Novelist, Author of The Harvard Skull Fiasco and other stories, and founder of Wrongcards.com.

January 1, 0001 ~3 minutes

It was obvious to me when I arrived back in Australia that the country had changed for the worse. I’d been away eighteen years. I remember a fairly good system of universal healthcare. Affordable food and housing. In 2003, life in Australia was the envy of the world.

But in my absense, the neoliberals did a number on it. What is neoliberalism? I won’t get into it here; but Margaret Thatcher was neoliberal. They’re philosophically opposed to things like universal healthcare, for instance. Australia’s been Americanizing its healthcare system. It’s also become an incredibly expensive place to live.

I happened to be in a seven-eleven a few weeks ago. A small tub of 500ml Ben and Jerry’s Icecream was $15.30 AUD – that’s $9.97 USD, for half a liter.
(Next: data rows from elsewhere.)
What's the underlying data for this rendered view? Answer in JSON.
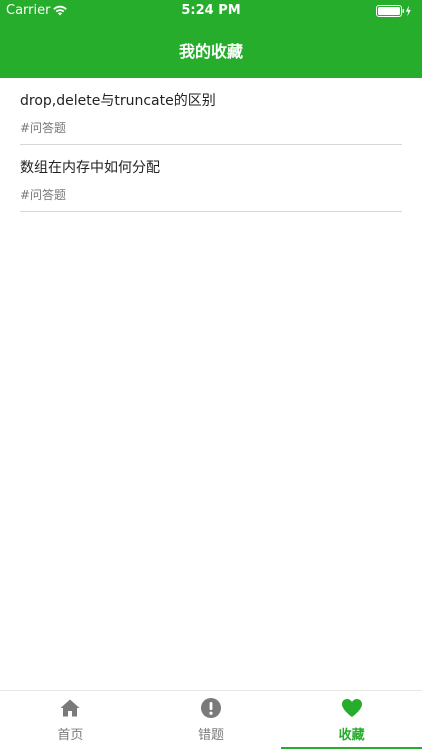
{
  "status_bar": {
    "carrier": "Carrier",
    "time": "5:24 PM"
  },
  "header": {
    "title": "我的收藏"
  },
  "favorites": [
    {
      "title": "drop,delete与truncate的区别",
      "tag": "#问答题"
    },
    {
      "title": "数组在内存中如何分配",
      "tag": "#问答题"
    }
  ],
  "tabs": [
    {
      "label": "首页",
      "icon": "home-icon"
    },
    {
      "label": "错题",
      "icon": "alert-icon"
    },
    {
      "label": "收藏",
      "icon": "heart-icon",
      "active": true
    }
  ],
  "colors": {
    "accent": "#25ad2b",
    "inactive": "#7a7a7a"
  }
}
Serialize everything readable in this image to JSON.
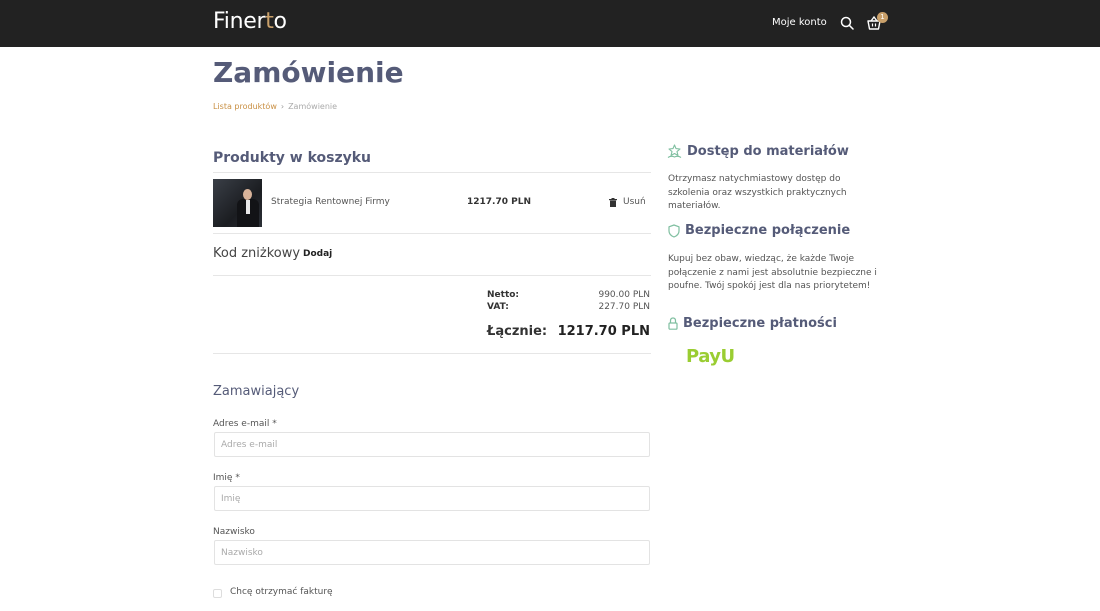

There is here, like everywhere else, a crisis of rising costs. It’s not because of inflation, but because large businesses and grocery chains are hiking prices, algorithymically squeezing the middle class as much as mathematically possible.

In Brisbane, where I live and (mostly) grew up, a remarkably small number of people can afford to buy a house. Young people pay rent to the older generation. But critically, they difference is that they know they will probably never own their own home. They will live and work – as two-income families – in professional jobs, and pay rent until they die.

I have a friend whose mother owns in excess of ten houses, most of which were purchased after her husband retired. They were a single income family; he retired in the nineties, back when you could buy houses for 100-200k. And, because Australia has some perfectly ridiculous tax laws (too lengthy to explain here, but you might google ’negative gearing’, but prepare to become incensed) which have resulted in an entire generation of babyboomers buying up all the houses and forcing millions of young people to pay exorbitant rental fees.

So, today in Australia there exists an undercurrent of animosity about the old people. There are probably millions of Australians who consider the old people to be this sort of overall horrible collective, filled with santimony and greed. My own mother agrees with this sentiment; she’s eighty-two, and was never greedy or avaricous in the slightest. Her only ambition was to live quietly and read. She often talks about how angry her generation seems to be, and says she doesn’t know why, considering how easy their lives had been, compared to young people today.

So, in my eighteen year absense, this is one of the most remarkable differences. There is a generation here, about whom few are fond. The attitude ranges between contempt and revulsion.

I’ve had friends admit with a shrug, that everything will be easier when their parents die. Which is fascinating.